En voulant régenter ainsi au pas, l’espace politique, sans examen préalable de la sociologie politique même du pays, il semble que les autorités en place se soient fixé commecomme dessein funeste, peut-être sans le savoir, de tuer cet acquis de la conférence nationale qu’est le pluralisme, même de façade depuis plus de 30 ans. Car, au Gabon comme partout en Afrique, les notions d’idéologie ou encore de projet de sociétés qui caractérisent les partis politiques n’ont pas toujours été suivies par les populations, disons les électeurs qui votent essentiellement pour la personnalité, et même pour la région ou l’ethnie que pour autre chose.

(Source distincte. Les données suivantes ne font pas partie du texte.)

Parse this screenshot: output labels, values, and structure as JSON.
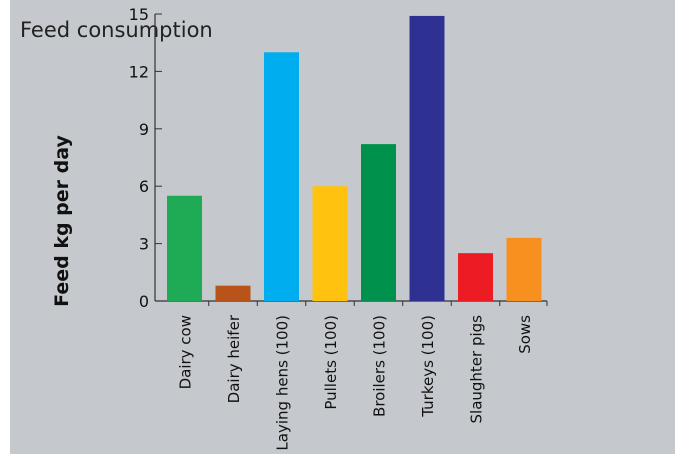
{
  "chart_data": {
    "type": "bar",
    "title": "Feed consumption",
    "xlabel": "",
    "ylabel": "Feed kg per day",
    "ylim": [
      0,
      15
    ],
    "yticks": [
      0,
      3,
      6,
      9,
      12,
      15
    ],
    "categories": [
      "Dairy cow",
      "Dairy heifer",
      "Laying hens (100)",
      "Pullets (100)",
      "Broilers (100)",
      "Turkeys (100)",
      "Slaughter pigs",
      "Sows"
    ],
    "values": [
      5.5,
      0.8,
      13.0,
      6.0,
      8.2,
      14.9,
      2.5,
      3.3
    ],
    "colors": [
      "#1faa55",
      "#b8531a",
      "#00aeef",
      "#ffc20e",
      "#00914c",
      "#2e3192",
      "#ed1c24",
      "#f7901e"
    ],
    "grid": false,
    "legend": "none"
  },
  "colors": {
    "background": "#c5c9cd",
    "axis": "#333333"
  }
}
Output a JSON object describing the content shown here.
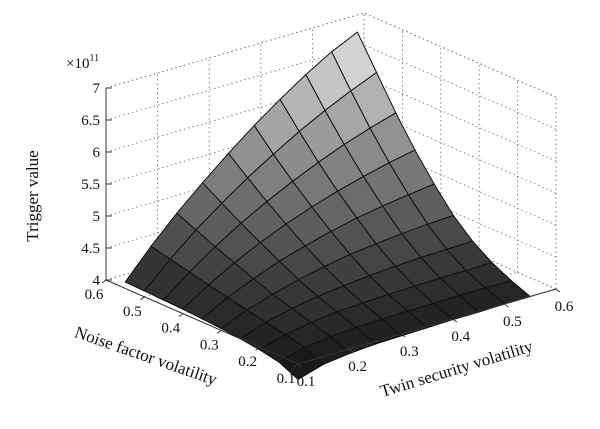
{
  "chart_data": {
    "type": "surface",
    "zlabel": "Trigger value",
    "xlabel": "Twin security volatility",
    "ylabel": "Noise factor volatility",
    "z_exponent_label": "×10",
    "z_exponent_power": "11",
    "x_ticks": [
      "0.1",
      "0.2",
      "0.3",
      "0.4",
      "0.5",
      "0.6"
    ],
    "y_ticks": [
      "0.1",
      "0.2",
      "0.3",
      "0.4",
      "0.5",
      "0.6"
    ],
    "z_ticks": [
      "4",
      "4.5",
      "5",
      "5.5",
      "6",
      "6.5",
      "7"
    ],
    "xlim": [
      0.1,
      0.6
    ],
    "ylim": [
      0.1,
      0.6
    ],
    "zlim": [
      4,
      7
    ],
    "grid": true,
    "colormap": "gray",
    "x": [
      0.1,
      0.15,
      0.2,
      0.25,
      0.3,
      0.35,
      0.4,
      0.45,
      0.5,
      0.55
    ],
    "y": [
      0.1,
      0.15,
      0.2,
      0.25,
      0.3,
      0.35,
      0.4,
      0.45,
      0.5,
      0.55
    ],
    "z_scale": 100000000000.0,
    "z": [
      [
        3.76,
        3.88,
        3.93,
        3.96,
        3.97,
        3.98,
        3.99,
        3.99,
        4.0,
        4.0
      ],
      [
        3.9,
        4.01,
        4.06,
        4.09,
        4.1,
        4.11,
        4.11,
        4.12,
        4.12,
        4.12
      ],
      [
        3.96,
        4.08,
        4.15,
        4.2,
        4.22,
        4.24,
        4.25,
        4.26,
        4.26,
        4.27
      ],
      [
        4.0,
        4.14,
        4.24,
        4.31,
        4.36,
        4.4,
        4.43,
        4.45,
        4.46,
        4.47
      ],
      [
        4.03,
        4.2,
        4.33,
        4.44,
        4.53,
        4.6,
        4.65,
        4.69,
        4.72,
        4.74
      ],
      [
        4.05,
        4.27,
        4.44,
        4.6,
        4.72,
        4.83,
        4.92,
        4.99,
        5.05,
        5.1
      ],
      [
        4.07,
        4.33,
        4.56,
        4.76,
        4.93,
        5.08,
        5.21,
        5.32,
        5.42,
        5.5
      ],
      [
        4.08,
        4.4,
        4.68,
        4.93,
        5.15,
        5.35,
        5.53,
        5.69,
        5.83,
        5.95
      ],
      [
        4.09,
        4.47,
        4.81,
        5.11,
        5.39,
        5.64,
        5.88,
        6.09,
        6.28,
        6.45
      ],
      [
        4.1,
        4.54,
        4.94,
        5.3,
        5.64,
        5.96,
        6.25,
        6.52,
        6.76,
        6.95
      ]
    ]
  }
}
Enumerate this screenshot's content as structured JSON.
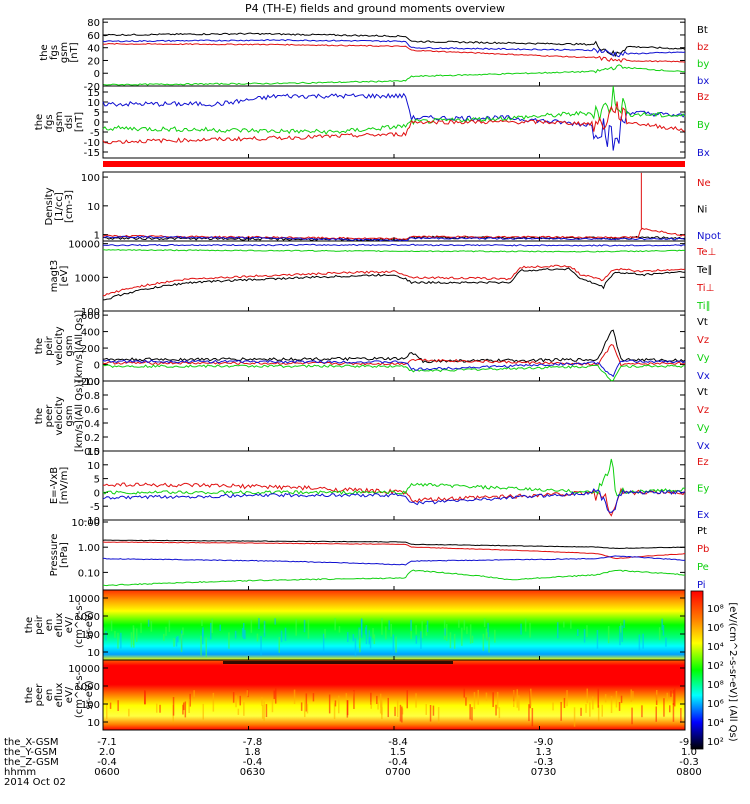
{
  "title": "P4 (TH-E) fields and ground moments overview",
  "colors": {
    "black": "#000000",
    "red": "#e01010",
    "green": "#10d010",
    "blue": "#1010d0"
  },
  "panels": [
    {
      "name": "fgs-gsm",
      "ylabel": [
        "the",
        "fgs",
        "gsm",
        "[nT]"
      ],
      "ylim": [
        -20,
        85
      ],
      "ticks": [
        "80",
        "60",
        "40",
        "20",
        "0",
        "-20"
      ],
      "tick_values": [
        80,
        60,
        40,
        20,
        0,
        -20
      ],
      "legend": [
        {
          "label": "Bt",
          "color": "#000000"
        },
        {
          "label": "bz",
          "color": "#e01010"
        },
        {
          "label": "by",
          "color": "#10d010"
        },
        {
          "label": "bx",
          "color": "#1010d0"
        }
      ]
    },
    {
      "name": "fgs-dsl",
      "ylabel": [
        "the",
        "fgs",
        "gsm",
        "dsl",
        "[nT]"
      ],
      "ylim": [
        -18,
        18
      ],
      "ticks": [
        "15",
        "10",
        "5",
        "0",
        "-5",
        "-10",
        "-15"
      ],
      "tick_values": [
        15,
        10,
        5,
        0,
        -5,
        -10,
        -15
      ],
      "legend": [
        {
          "label": "Bz",
          "color": "#e01010"
        },
        {
          "label": "By",
          "color": "#10d010"
        },
        {
          "label": "Bx",
          "color": "#1010d0"
        }
      ]
    },
    {
      "name": "density",
      "ylabel": [
        "Density",
        "[1/cc]",
        "[cm-3]"
      ],
      "ylim_log": [
        0.6,
        150
      ],
      "ticks": [
        "100",
        "10",
        "1"
      ],
      "tick_values": [
        100,
        10,
        1
      ],
      "legend": [
        {
          "label": "Ne",
          "color": "#e01010"
        },
        {
          "label": "Ni",
          "color": "#000000"
        },
        {
          "label": "Npot",
          "color": "#1010d0"
        }
      ]
    },
    {
      "name": "temperature",
      "ylabel": [
        "magt3",
        "[eV]"
      ],
      "ylim_log": [
        100,
        12000
      ],
      "ticks": [
        "10000",
        "1000",
        "100"
      ],
      "tick_values": [
        10000,
        1000,
        100
      ],
      "legend": [
        {
          "label": "Te⊥",
          "color": "#e01010"
        },
        {
          "label": "Te∥",
          "color": "#000000"
        },
        {
          "label": "Ti⊥",
          "color": "#e01010"
        },
        {
          "label": "Ti∥",
          "color": "#10d010"
        }
      ]
    },
    {
      "name": "peir-velocity",
      "ylabel": [
        "the",
        "peir",
        "velocity",
        "gsm",
        "[km/s](All Qs)]"
      ],
      "ylim": [
        -200,
        650
      ],
      "ticks": [
        "600",
        "400",
        "200",
        "0",
        "-200"
      ],
      "tick_values": [
        600,
        400,
        200,
        0,
        -200
      ],
      "legend": [
        {
          "label": "Vt",
          "color": "#000000"
        },
        {
          "label": "Vz",
          "color": "#e01010"
        },
        {
          "label": "Vy",
          "color": "#10d010"
        },
        {
          "label": "Vx",
          "color": "#1010d0"
        }
      ]
    },
    {
      "name": "peer-velocity",
      "ylabel": [
        "the",
        "peer",
        "velocity",
        "gsm",
        "[km/s](All Qs)]"
      ],
      "ylim": [
        0,
        1
      ],
      "ticks": [
        "1.0",
        "0.8",
        "0.6",
        "0.4",
        "0.2",
        "0.0"
      ],
      "tick_values": [
        1.0,
        0.8,
        0.6,
        0.4,
        0.2,
        0.0
      ],
      "legend": [
        {
          "label": "Vt",
          "color": "#000000"
        },
        {
          "label": "Vz",
          "color": "#e01010"
        },
        {
          "label": "Vy",
          "color": "#10d010"
        },
        {
          "label": "Vx",
          "color": "#1010d0"
        }
      ]
    },
    {
      "name": "efield",
      "ylabel": [
        "E=-VxB",
        "[mV/m]"
      ],
      "ylim": [
        -10,
        15
      ],
      "ticks": [
        "15",
        "10",
        "5",
        "0",
        "-5",
        "-10"
      ],
      "tick_values": [
        15,
        10,
        5,
        0,
        -5,
        -10
      ],
      "legend": [
        {
          "label": "Ez",
          "color": "#e01010"
        },
        {
          "label": "Ey",
          "color": "#10d010"
        },
        {
          "label": "Ex",
          "color": "#1010d0"
        }
      ]
    },
    {
      "name": "pressure",
      "ylabel": [
        "Pressure",
        "[nPa]"
      ],
      "ylim_log": [
        0.02,
        12
      ],
      "ticks": [
        "10.00",
        "1.00",
        "0.10",
        "0.01"
      ],
      "tick_values": [
        10,
        1,
        0.1,
        0.01
      ],
      "legend": [
        {
          "label": "Pt",
          "color": "#000000"
        },
        {
          "label": "Pb",
          "color": "#e01010"
        },
        {
          "label": "Pe",
          "color": "#10d010"
        },
        {
          "label": "Pi",
          "color": "#1010d0"
        }
      ]
    },
    {
      "name": "peir-eflux",
      "ylabel": [
        "the",
        "peir",
        "en",
        "eflux",
        "eV/",
        "(cm^2-s-",
        "sr-eV)"
      ],
      "ticks": [
        "10000",
        "1000",
        "100",
        "10"
      ],
      "legend": []
    },
    {
      "name": "peer-eflux",
      "ylabel": [
        "the",
        "peer",
        "en",
        "eflux",
        "eV/",
        "(cm^2-s-",
        "sr-eV)"
      ],
      "ticks": [
        "10000",
        "1000",
        "100",
        "10"
      ],
      "legend": []
    }
  ],
  "colorbar": {
    "label": "[eV/(cm^2-s-sr-eV)] (All Qs)",
    "ticks": [
      "10⁸",
      "10⁶",
      "10⁴",
      "10²",
      "10⁸",
      "10⁶",
      "10⁴",
      "10²"
    ]
  },
  "xaxis": {
    "rows": [
      {
        "label": "the_X-GSM",
        "values": [
          "-7.1",
          "-7.8",
          "-8.4",
          "-9.0",
          "-9.4"
        ]
      },
      {
        "label": "the_Y-GSM",
        "values": [
          "2.0",
          "1.8",
          "1.5",
          "1.3",
          "1.0"
        ]
      },
      {
        "label": "the_Z-GSM",
        "values": [
          "-0.4",
          "-0.4",
          "-0.4",
          "-0.3",
          "-0.3"
        ]
      },
      {
        "label": "hhmm",
        "values": [
          "0600",
          "0630",
          "0700",
          "0730",
          "0800"
        ]
      }
    ],
    "date": "2014 Oct 02"
  },
  "chart_data": {
    "type": "line",
    "title": "P4 (TH-E) fields and ground moments overview",
    "x": [
      "0600",
      "0630",
      "0700",
      "0730",
      "0800"
    ],
    "series": [
      {
        "name": "Bt",
        "values": [
          60,
          59,
          52,
          43,
          38
        ]
      },
      {
        "name": "bz",
        "values": [
          45,
          38,
          30,
          22,
          18
        ]
      },
      {
        "name": "by",
        "values": [
          -18,
          -15,
          -5,
          2,
          3
        ]
      },
      {
        "name": "bx",
        "values": [
          50,
          52,
          48,
          35,
          33
        ]
      }
    ]
  }
}
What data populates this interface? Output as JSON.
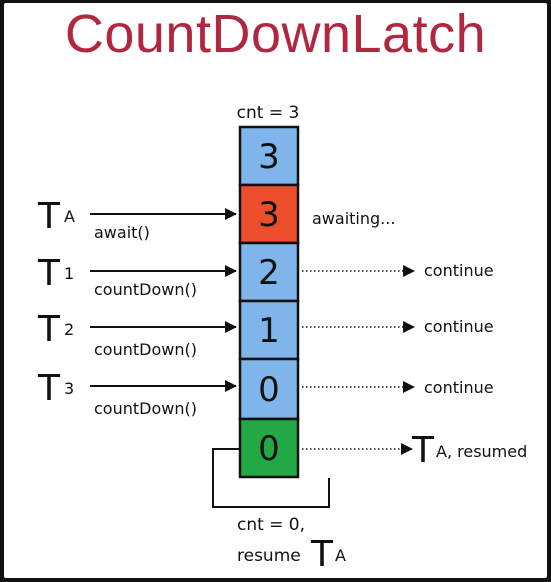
{
  "title": "CountDownLatch",
  "top_counter": "cnt = 3",
  "cells": [
    {
      "value": "3",
      "color": "#7fb5ea"
    },
    {
      "value": "3",
      "color": "#ed4f2d"
    },
    {
      "value": "2",
      "color": "#7fb5ea"
    },
    {
      "value": "1",
      "color": "#7fb5ea"
    },
    {
      "value": "0",
      "color": "#7fb5ea"
    },
    {
      "value": "0",
      "color": "#22a845"
    }
  ],
  "threads": [
    {
      "main": "T",
      "sub": "A",
      "method": "await()"
    },
    {
      "main": "T",
      "sub": "1",
      "method": "countDown()"
    },
    {
      "main": "T",
      "sub": "2",
      "method": "countDown()"
    },
    {
      "main": "T",
      "sub": "3",
      "method": "countDown()"
    }
  ],
  "statuses": {
    "awaiting": "awaiting...",
    "continue_1": "continue",
    "continue_2": "continue",
    "continue_3": "continue",
    "resumed_main": "T",
    "resumed_sub": "A, resumed"
  },
  "bottom": {
    "line1": "cnt = 0,",
    "line2_text": "resume",
    "line2_main": "T",
    "line2_sub": "A"
  }
}
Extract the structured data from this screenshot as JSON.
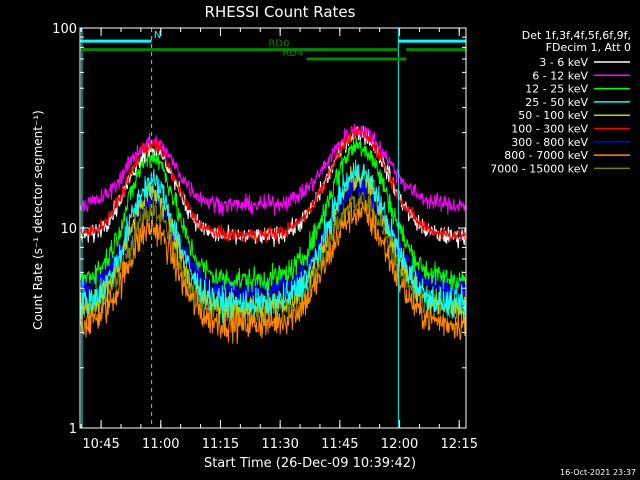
{
  "chart_data": {
    "type": "line",
    "title": "RHESSI Count Rates",
    "xlabel": "Start Time (26-Dec-09 10:39:42)",
    "ylabel": "Count Rate (s⁻¹ detector segment⁻¹)",
    "xlim_minutes_after_1039_42": [
      0,
      97
    ],
    "ylim": [
      1,
      100
    ],
    "y_scale": "log",
    "x_ticks": [
      "10:45",
      "11:00",
      "11:15",
      "11:30",
      "11:45",
      "12:00",
      "12:15"
    ],
    "y_ticks": [
      "1",
      "10",
      "100"
    ],
    "legend_header": [
      "Det 1f,3f,4f,5f,6f,9f,",
      "FDecim 1, Att 0"
    ],
    "legend_position": "right",
    "series": [
      {
        "name": "3 - 6 keV",
        "color": "#ffffff",
        "peak1": 25,
        "peak2": 30,
        "base": 9,
        "noise": 0.05
      },
      {
        "name": "6 - 12 keV",
        "color": "#ff00ff",
        "peak1": 27,
        "peak2": 31,
        "base": 13,
        "noise": 0.05
      },
      {
        "name": "12 - 25 keV",
        "color": "#00ff00",
        "peak1": 23,
        "peak2": 26,
        "base": 5.5,
        "noise": 0.07
      },
      {
        "name": "25 - 50 keV",
        "color": "#00ffff",
        "peak1": 17,
        "peak2": 19,
        "base": 4.2,
        "noise": 0.08
      },
      {
        "name": "50 - 100 keV",
        "color": "#cccc00",
        "peak1": 15,
        "peak2": 18,
        "base": 4.0,
        "noise": 0.08
      },
      {
        "name": "100 - 300 keV",
        "color": "#ff0000",
        "peak1": 26,
        "peak2": 30,
        "base": 9.2,
        "noise": 0.04
      },
      {
        "name": "300 - 800 keV",
        "color": "#0000ff",
        "peak1": 14,
        "peak2": 16,
        "base": 5.0,
        "noise": 0.07
      },
      {
        "name": "800 - 7000 keV",
        "color": "#ff8800",
        "peak1": 10,
        "peak2": 12,
        "base": 3.3,
        "noise": 0.09
      },
      {
        "name": "7000 - 15000 keV",
        "color": "#808000",
        "peak1": 12,
        "peak2": 14,
        "base": 3.8,
        "noise": 0.08
      }
    ],
    "annotations": [
      {
        "label": "N",
        "color": "#00ffff",
        "x_start": 0,
        "x_end": 18,
        "y": 86
      },
      {
        "label": "",
        "color": "#00ffff",
        "x_start": 80,
        "x_end": 97,
        "y": 86
      },
      {
        "label": "RD0",
        "color": "#008800",
        "x_start": 0,
        "x_end": 80,
        "y": 78
      },
      {
        "label": "",
        "color": "#008800",
        "x_start": 82,
        "x_end": 97,
        "y": 78
      },
      {
        "label": "RD4",
        "color": "#008800",
        "x_start": 57,
        "x_end": 82,
        "y": 70
      }
    ],
    "vlines": [
      {
        "x": 0.5,
        "color": "#00ffff",
        "dashed": false
      },
      {
        "x": 18,
        "color": "#00ffff",
        "dashed": true
      },
      {
        "x": 80,
        "color": "#00ffff",
        "dashed": false
      },
      {
        "x": 97,
        "color": "#00ffff",
        "dashed": true
      }
    ]
  },
  "footer": {
    "timestamp": "16-Oct-2021 23:37"
  }
}
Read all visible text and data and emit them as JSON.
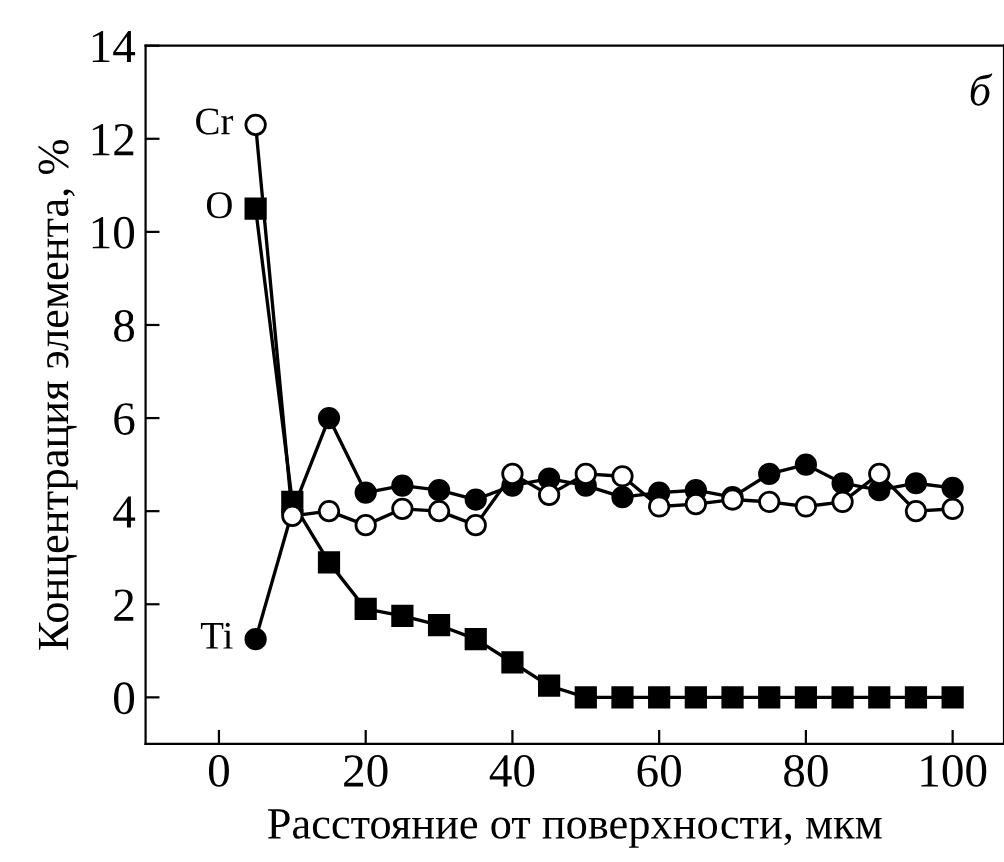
{
  "chart_data": {
    "type": "line",
    "xlabel": "Расстояние от поверхности, мкм",
    "ylabel": "Концентрация элемента, %",
    "annotations": [
      "б"
    ],
    "x": [
      5,
      10,
      15,
      20,
      25,
      30,
      35,
      40,
      45,
      50,
      55,
      60,
      65,
      70,
      75,
      80,
      85,
      90,
      95,
      100
    ],
    "series": [
      {
        "name": "Cr",
        "color": "#ffffff",
        "marker": "circle",
        "values": [
          12.3,
          3.9,
          4.0,
          3.7,
          4.05,
          4.0,
          3.7,
          4.8,
          4.35,
          4.8,
          4.75,
          4.1,
          4.15,
          4.25,
          4.2,
          4.1,
          4.2,
          4.8,
          4.0,
          4.05
        ]
      },
      {
        "name": "O",
        "color": "#000000",
        "marker": "square",
        "values": [
          10.5,
          4.2,
          2.9,
          1.9,
          1.75,
          1.55,
          1.25,
          0.75,
          0.25,
          0,
          0,
          0,
          0,
          0,
          0,
          0,
          0,
          0,
          0,
          0
        ]
      },
      {
        "name": "Ti",
        "color": "#000000",
        "marker": "circle",
        "values": [
          1.25,
          4.0,
          6.0,
          4.4,
          4.55,
          4.45,
          4.25,
          4.55,
          4.7,
          4.55,
          4.3,
          4.4,
          4.45,
          4.3,
          4.8,
          5.0,
          4.6,
          4.45,
          4.6,
          4.5
        ]
      }
    ],
    "xlim": [
      -10,
      107
    ],
    "ylim": [
      -1,
      14
    ],
    "xticks": [
      0,
      20,
      40,
      60,
      80,
      100
    ],
    "yticks": [
      0,
      2,
      4,
      6,
      8,
      10,
      12,
      14
    ],
    "grid": false,
    "legend": false,
    "line_style": "solid"
  }
}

Surtout que les électeurs d’un candidat ne sont pas toujours des adhérents de son parti et vice versa.

Le tracing des adhérents, une méthode liberticide

En fixant des règles aussi rigides pour la création d’un parti politique au Gabon, les initiateurs de cette loi semblent ignorer une réalité bien locale, à savoir qu’en dehors du parti au pouvoir qui dispose de tous les leviers d’argent et du pouvoir de nomination, pour drainer autant de monde, des militants de circonstance serait-on tenté de dire toutes les autres formations n’ont souvent qu’une existence très marginale. Et l’exemple du PDG devrait servir de cas d’école. Dans ce contexte d’adhésion calculée, exiger des règles aussi drastiques, c’est engager une entreprise d’exclusion ou d’effacement d’autres appareils. Surtout avec cette obligation de fournir les numéros d’identification personnelle de chaque adhérent. Un tracing qui ne ferait qu’accentuer la crainte des représailles dans cette sorte de démocratie à la traque. Ce qui, immanquablement, devrait assécher les autres partis et entraîner la fin du multipartisme tel qu’on l’a connu jusqu’ici. A moins que ce soit une stratégie calculée en filigrane de cette réforme des partis politiques. Ce qui serait une volonté démocraticide sous le paravent d’une morale politique au forceps.